As we saw yesterday, the folk singer Pete Seeger was, in the late 1930s, a slavish servant of the Kremlin line who was capable, at a moment’s notice, of making a 180-degree change in his position on any issue whatever. To continue the story: in the 1950s, he was a member of the Weavers, whose hits included the old tunes “Goodnight, Irene” and “Kisses Sweeter Than Wine”; in the 1960s, this time as a solo act, he became a symbol of leftist protest. Identified strongly with the civil-rights and Vietnam War eras, he co-wrote such songs as “Where Have All the Flowers Gone?”, “If I Had a Hammer,” and “Turn! Turn! Turn!”, which became hits for performers ranging from The Byrds to Marlene Dietrich. Seeger also helped make “We Shall Overcome” an anthem of the protest movement. (He claimed that he was the one who changed the auxiliary verb in the title from “will” to “shall.”) Called before the House Un-American Activities Committee (HUAC) in 1955, he refused to answer questions; six years later he was found guilty of contempt of Congress, but his conviction was overturned. In November 1969, he led half a million protesters in singing “Give Peace a Chance” outside the White House.

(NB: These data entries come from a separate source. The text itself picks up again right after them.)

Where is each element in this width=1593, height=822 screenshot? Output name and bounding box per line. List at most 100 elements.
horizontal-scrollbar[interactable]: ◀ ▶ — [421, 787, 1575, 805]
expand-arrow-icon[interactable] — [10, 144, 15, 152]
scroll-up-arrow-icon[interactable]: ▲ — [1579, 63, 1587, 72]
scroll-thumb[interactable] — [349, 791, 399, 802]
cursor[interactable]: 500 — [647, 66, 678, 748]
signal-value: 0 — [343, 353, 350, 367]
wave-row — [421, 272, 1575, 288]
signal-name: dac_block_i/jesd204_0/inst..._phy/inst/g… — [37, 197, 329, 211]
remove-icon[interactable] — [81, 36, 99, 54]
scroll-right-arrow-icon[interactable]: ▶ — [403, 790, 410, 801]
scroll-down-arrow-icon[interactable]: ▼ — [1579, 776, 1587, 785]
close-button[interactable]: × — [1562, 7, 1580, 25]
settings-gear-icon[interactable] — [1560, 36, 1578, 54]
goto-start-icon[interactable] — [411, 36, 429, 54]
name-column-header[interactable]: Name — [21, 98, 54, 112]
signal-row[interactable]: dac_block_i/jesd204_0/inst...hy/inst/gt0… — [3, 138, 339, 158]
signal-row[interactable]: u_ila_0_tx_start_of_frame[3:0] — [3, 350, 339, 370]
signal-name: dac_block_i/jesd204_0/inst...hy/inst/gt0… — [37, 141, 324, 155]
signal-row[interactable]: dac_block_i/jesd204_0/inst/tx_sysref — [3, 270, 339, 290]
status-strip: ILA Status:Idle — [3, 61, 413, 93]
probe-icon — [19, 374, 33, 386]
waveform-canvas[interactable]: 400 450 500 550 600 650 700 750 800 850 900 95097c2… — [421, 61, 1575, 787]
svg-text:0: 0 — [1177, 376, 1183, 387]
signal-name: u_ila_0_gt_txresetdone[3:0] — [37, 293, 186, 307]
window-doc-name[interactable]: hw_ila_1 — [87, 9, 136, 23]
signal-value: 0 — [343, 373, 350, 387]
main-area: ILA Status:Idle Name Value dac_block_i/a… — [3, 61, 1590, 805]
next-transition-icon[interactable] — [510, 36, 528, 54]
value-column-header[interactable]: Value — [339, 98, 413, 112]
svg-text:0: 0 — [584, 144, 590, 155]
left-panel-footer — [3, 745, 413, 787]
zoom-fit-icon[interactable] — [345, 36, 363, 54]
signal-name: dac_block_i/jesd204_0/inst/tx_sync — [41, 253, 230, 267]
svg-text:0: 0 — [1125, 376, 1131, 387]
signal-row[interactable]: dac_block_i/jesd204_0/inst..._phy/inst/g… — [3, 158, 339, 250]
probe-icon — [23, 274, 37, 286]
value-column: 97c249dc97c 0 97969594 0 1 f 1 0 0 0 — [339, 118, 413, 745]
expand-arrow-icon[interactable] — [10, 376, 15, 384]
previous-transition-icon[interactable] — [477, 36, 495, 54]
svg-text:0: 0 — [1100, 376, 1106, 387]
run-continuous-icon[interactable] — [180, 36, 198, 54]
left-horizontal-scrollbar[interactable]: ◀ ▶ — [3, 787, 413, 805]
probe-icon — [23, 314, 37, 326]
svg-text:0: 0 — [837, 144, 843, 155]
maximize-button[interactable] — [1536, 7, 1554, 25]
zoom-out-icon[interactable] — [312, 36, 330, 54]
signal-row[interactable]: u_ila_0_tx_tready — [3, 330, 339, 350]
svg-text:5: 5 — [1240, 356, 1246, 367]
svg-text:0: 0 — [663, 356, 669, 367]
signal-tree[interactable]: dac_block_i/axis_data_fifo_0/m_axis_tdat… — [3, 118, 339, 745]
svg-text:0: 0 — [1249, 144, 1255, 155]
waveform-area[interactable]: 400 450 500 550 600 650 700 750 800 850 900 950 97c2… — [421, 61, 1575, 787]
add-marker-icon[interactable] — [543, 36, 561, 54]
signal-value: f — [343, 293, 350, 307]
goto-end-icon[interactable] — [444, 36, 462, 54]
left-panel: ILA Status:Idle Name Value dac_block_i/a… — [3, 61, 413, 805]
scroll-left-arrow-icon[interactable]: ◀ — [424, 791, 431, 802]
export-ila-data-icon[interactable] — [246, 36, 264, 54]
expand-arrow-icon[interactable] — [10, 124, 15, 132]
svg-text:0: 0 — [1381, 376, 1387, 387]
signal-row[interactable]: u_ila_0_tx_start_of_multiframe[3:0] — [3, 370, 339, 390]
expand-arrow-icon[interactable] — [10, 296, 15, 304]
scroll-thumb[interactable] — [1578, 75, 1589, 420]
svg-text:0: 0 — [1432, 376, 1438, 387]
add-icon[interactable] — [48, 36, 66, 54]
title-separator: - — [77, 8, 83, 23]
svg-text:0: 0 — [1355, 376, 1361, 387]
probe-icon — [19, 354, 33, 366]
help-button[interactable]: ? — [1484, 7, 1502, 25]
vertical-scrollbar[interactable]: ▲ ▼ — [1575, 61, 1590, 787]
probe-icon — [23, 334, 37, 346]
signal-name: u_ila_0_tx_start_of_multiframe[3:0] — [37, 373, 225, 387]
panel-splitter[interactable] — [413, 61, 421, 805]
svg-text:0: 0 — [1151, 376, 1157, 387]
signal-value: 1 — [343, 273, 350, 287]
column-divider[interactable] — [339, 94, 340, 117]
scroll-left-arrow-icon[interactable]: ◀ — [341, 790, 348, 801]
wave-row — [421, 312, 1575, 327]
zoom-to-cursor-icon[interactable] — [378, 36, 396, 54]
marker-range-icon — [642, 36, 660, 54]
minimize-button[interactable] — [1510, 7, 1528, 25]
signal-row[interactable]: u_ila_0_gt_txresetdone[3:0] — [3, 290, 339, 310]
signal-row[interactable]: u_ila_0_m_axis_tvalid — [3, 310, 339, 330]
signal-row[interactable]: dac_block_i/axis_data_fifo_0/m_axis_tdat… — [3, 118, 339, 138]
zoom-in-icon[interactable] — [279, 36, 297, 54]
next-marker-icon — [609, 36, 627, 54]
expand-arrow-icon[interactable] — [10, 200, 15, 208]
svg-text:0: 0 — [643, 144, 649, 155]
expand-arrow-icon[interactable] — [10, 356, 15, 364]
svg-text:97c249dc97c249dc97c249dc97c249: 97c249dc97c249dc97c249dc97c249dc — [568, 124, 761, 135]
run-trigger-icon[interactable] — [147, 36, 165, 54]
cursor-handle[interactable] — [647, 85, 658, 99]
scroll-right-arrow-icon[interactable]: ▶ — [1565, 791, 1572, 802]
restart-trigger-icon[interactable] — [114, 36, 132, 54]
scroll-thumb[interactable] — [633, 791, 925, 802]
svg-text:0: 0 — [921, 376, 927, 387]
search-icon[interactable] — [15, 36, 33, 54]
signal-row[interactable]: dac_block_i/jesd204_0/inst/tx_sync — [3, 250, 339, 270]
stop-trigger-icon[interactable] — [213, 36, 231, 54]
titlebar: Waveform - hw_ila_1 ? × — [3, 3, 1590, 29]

Speaking to the House Un-American Activities Committee

According to some sources, Seeger became disillusioned with Communism, quitting the Party in 1949. Other sources, however, say that he considered himself a Communist all his life. “I still call myself a Communist,” he said in 1995, “because Communism is no more what Russia made of it than Christianity is what the churches make of it.” On the one hand, he went to Russia in 1965 and to North Vietnam in 1972. On the other hand, he sang at a benefit concert for Poland’s anti-Soviet Solidarity movement in 1982. At some point he also publicly apologized for having thought Stalin was anything other than a monster – but he watered down the apology by saying, “I guess anyone who calls himself a Christian should be prepared to apologize for the Inquisition, the burning of heretics by Protestants, the slaughter of Jews and Muslims by Crusaders. White people in the U.S.A. ought to apologize for stealing land from Native Americans and enslaving blacks.”

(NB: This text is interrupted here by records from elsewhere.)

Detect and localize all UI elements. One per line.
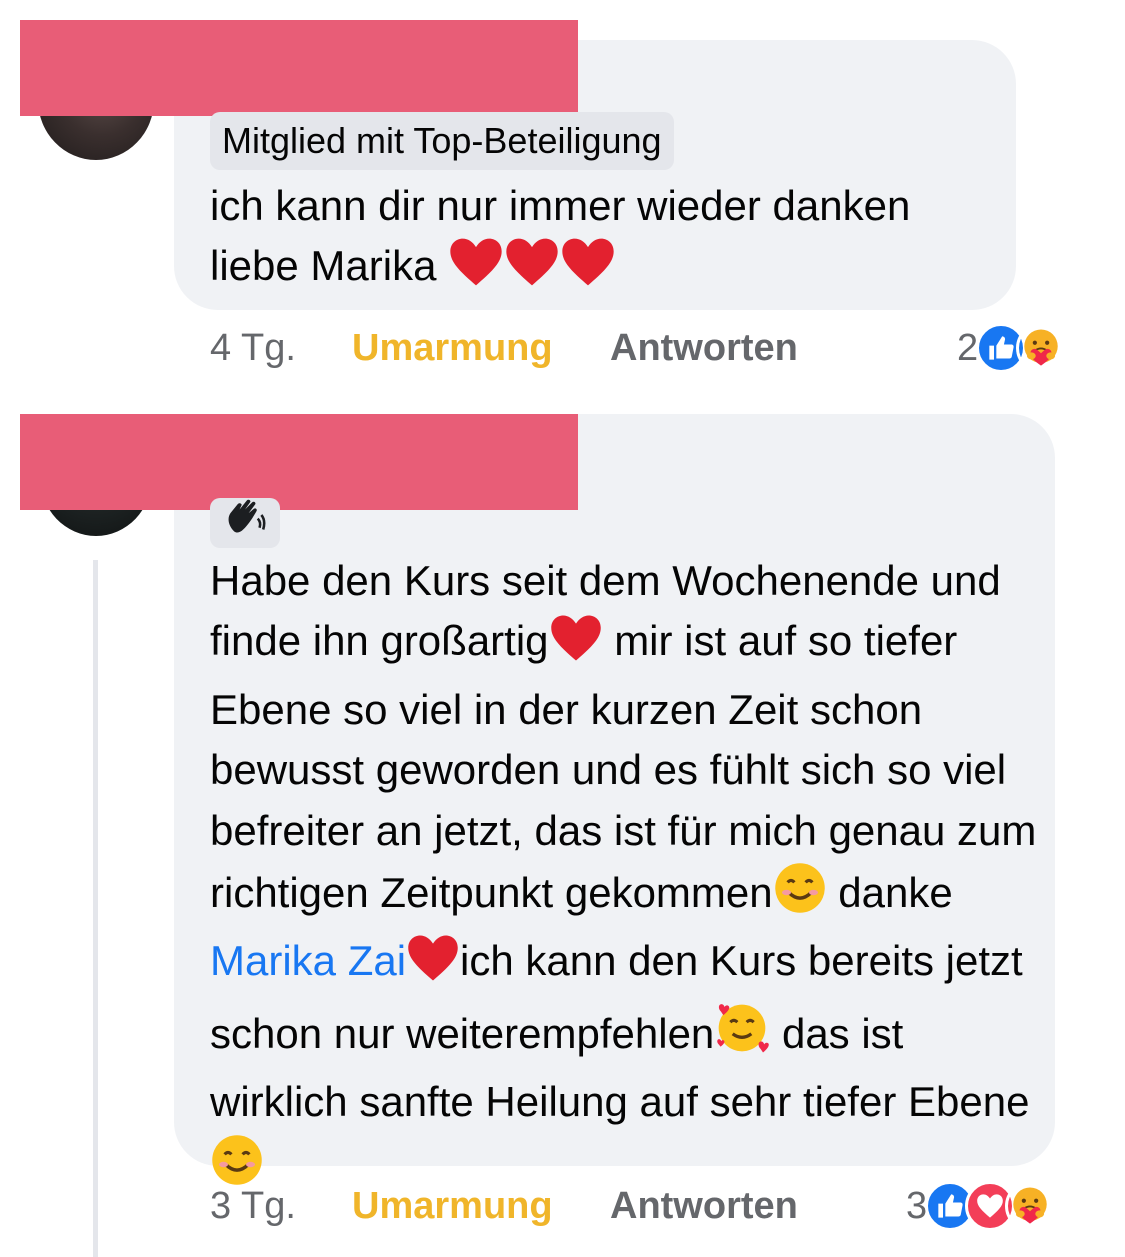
waving-hand-icon [223, 494, 267, 552]
heart-emoji-icon [406, 933, 460, 999]
comment-text: Habe den Kurs seit dem Wochenende und fi… [210, 551, 1040, 1203]
hug-reaction-button[interactable]: Umarmung [352, 1181, 553, 1231]
heart-emoji-icon [504, 236, 560, 304]
smiling-face-with-hearts-emoji-icon [714, 1000, 770, 1072]
heart-emoji-icon [560, 236, 616, 304]
hug-reaction-button[interactable]: Umarmung [352, 323, 553, 373]
top-contributor-badge: Mitglied mit Top-Beteiligung [210, 112, 674, 170]
redacted-name-bar [20, 20, 578, 116]
comment-timestamp[interactable]: 4 Tg. [210, 323, 296, 373]
reaction-summary[interactable]: 2 [957, 322, 1067, 374]
care-hug-icon [1016, 323, 1067, 373]
reply-button[interactable]: Antworten [610, 323, 798, 373]
comment-text: ich kann dir nur immer wieder danken lieb… [210, 176, 1010, 304]
heart-emoji-icon [448, 236, 504, 304]
reply-thread-line [93, 560, 98, 1257]
smiling-face-emoji-icon [773, 861, 827, 931]
heart-emoji-icon [549, 613, 603, 679]
comment-timestamp[interactable]: 3 Tg. [210, 1181, 296, 1231]
redacted-name-bar [20, 414, 578, 510]
new-member-badge [210, 498, 280, 548]
reaction-summary[interactable]: 3 [906, 1180, 1056, 1232]
reaction-count: 3 [906, 1184, 928, 1227]
reply-button[interactable]: Antworten [610, 1181, 798, 1231]
care-hug-icon [1005, 1181, 1056, 1231]
mention-link[interactable]: Marika Zai [210, 937, 406, 984]
reaction-count: 2 [957, 326, 979, 369]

Performing with Bob Dylan, Judy Collins, and Arlo Guthrie in 1968

And so on, for several more sentences, the point being that everybody alive today has ancestors who did horrible things that need to be apologized for. The difference, of course, is that today’s Christians did not personally work with Torquemada or take part in the Crusades – whereas Seeger himself was a willing tool of Stalin, mindlessly following his orders and tailoring the message of his music to the Kremlin directives of the day. Then again, in 2007, heeding a critical article by historian Ronald Radosh, Seeger wrote “Big Joe Blues,” a song in which he accused Stalin of ruling “with an iron hand” and of having “put an end to the dreams / Of so many in every land. / He had a chance to make / A brand new start for the human race. / Instead he set it back / Right in the same nasty place.”

Good try, but it could be argued that this is pretty weak stuff. Did Stalin really set humanity back “in the same nasty place”? Or did he, by injecting sheer terror into the daily lives of an entire country and by imprisoning, torturing, and murdering tens of millions, take it to places far nastier than those anyone else (excepting perhaps Hitler and Mao) had ever conceived of?